Tiny homes are – wait for it - very small houses, sometimes referred to as ‘micro-houses’. They vary in size, but anything smaller than 50 square metres probably qualifies. You wouldn’t be too far off if you pictured something the size of your average garden shed.

While not exactly new to Britain, the current trend for smaller dwellings seems to have originated in the US in the 90s. It’s sometimes traced back to architect Sarah Susanka, who wrote a series of books arguing that the quality of a home was more important than its size. Other contributors to the movement included Shay Solomon, whose website suggests people can “increase their happiness by living in much less space.”

The movement does seem to have struck a chord with Britons considering a simpler life – like the family who spent a summer in a campervan and found a scaled-down life had a lot to offer. And we all probably cast a despairing glance around the living room and fantasise about “decluttering” from time to time. (Though perhaps not to the extreme degree one British artist famously went to in 2001.) In recent years, tiny homes have even featured in programmes such as Grand Designs, Gadget Man and The One Show.

Why would you live in a Barbie house? 

Well, for a start, tiny houses mean tiny bills. In a time when domestic energy bills continue to rise, the appeal of lighting and heating a 46m sq space is pretty clear. And there’s quite a few ways to do it.

Others take the view that tiny homes could be a tentative first step onto Britain’s perilous property ladder. Mark Burton, of tinyhouses.co.uk, sells 135 sq ft cabins that he hopes might be ideal for students. Rather than spend thousands on rent and have nothing to show for it when you graduate, the argument goes, why not spend the same amount on a tiny home which you can then sell on to another student?

Meanwhile, tiny homes could be the way things are heading anyway. British homes are already a bit on the small side: research by Cambridge University in 2014 found that newly built homes in the UK were the smallest of any European country. Early in 2017, the British government said it might reconsider the legal minimum size of houses, currently at  37 square metres.

Will we all live in tiny homes one day?

Maybe, maybe not. Tiny houses won't appeal to everyone. The main disadvantage is – to be fair - fairly much contained in the term itself. A lot of people like their elbow room and just won’t fancy living in cramped conditions if they don’t have to.  Another significant drawback is planning permission.

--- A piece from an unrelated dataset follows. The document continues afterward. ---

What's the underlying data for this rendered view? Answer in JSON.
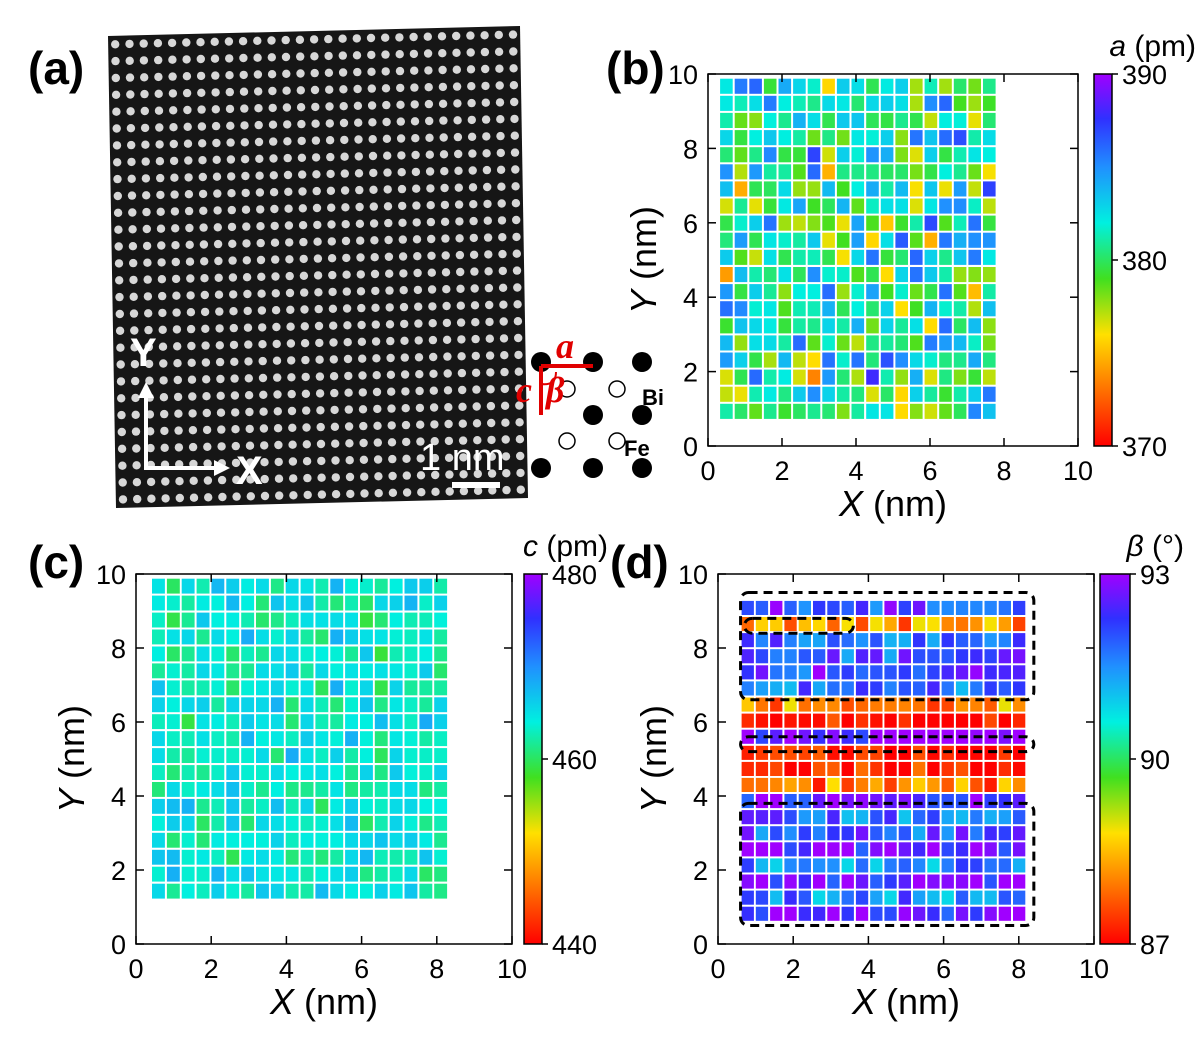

UK planning regulations are famously exacting and vary from council to council, meaning you can’t build whatever you like because you own the land. Even if your dream home is pocket-sized. So whatever about the distant future, it’s unlikely that Britain will be plastered in tiny homes anytime soon.

In any event, as a wise man once wrote, a house is not a home. Different things will suit different people, and most of us will probably have to just do the best with what we can afford anyway. And as tiny homes pioneer Sarah Susanka points out, it isn’t the amount of space we have, but what we do with it that makes us feel at home.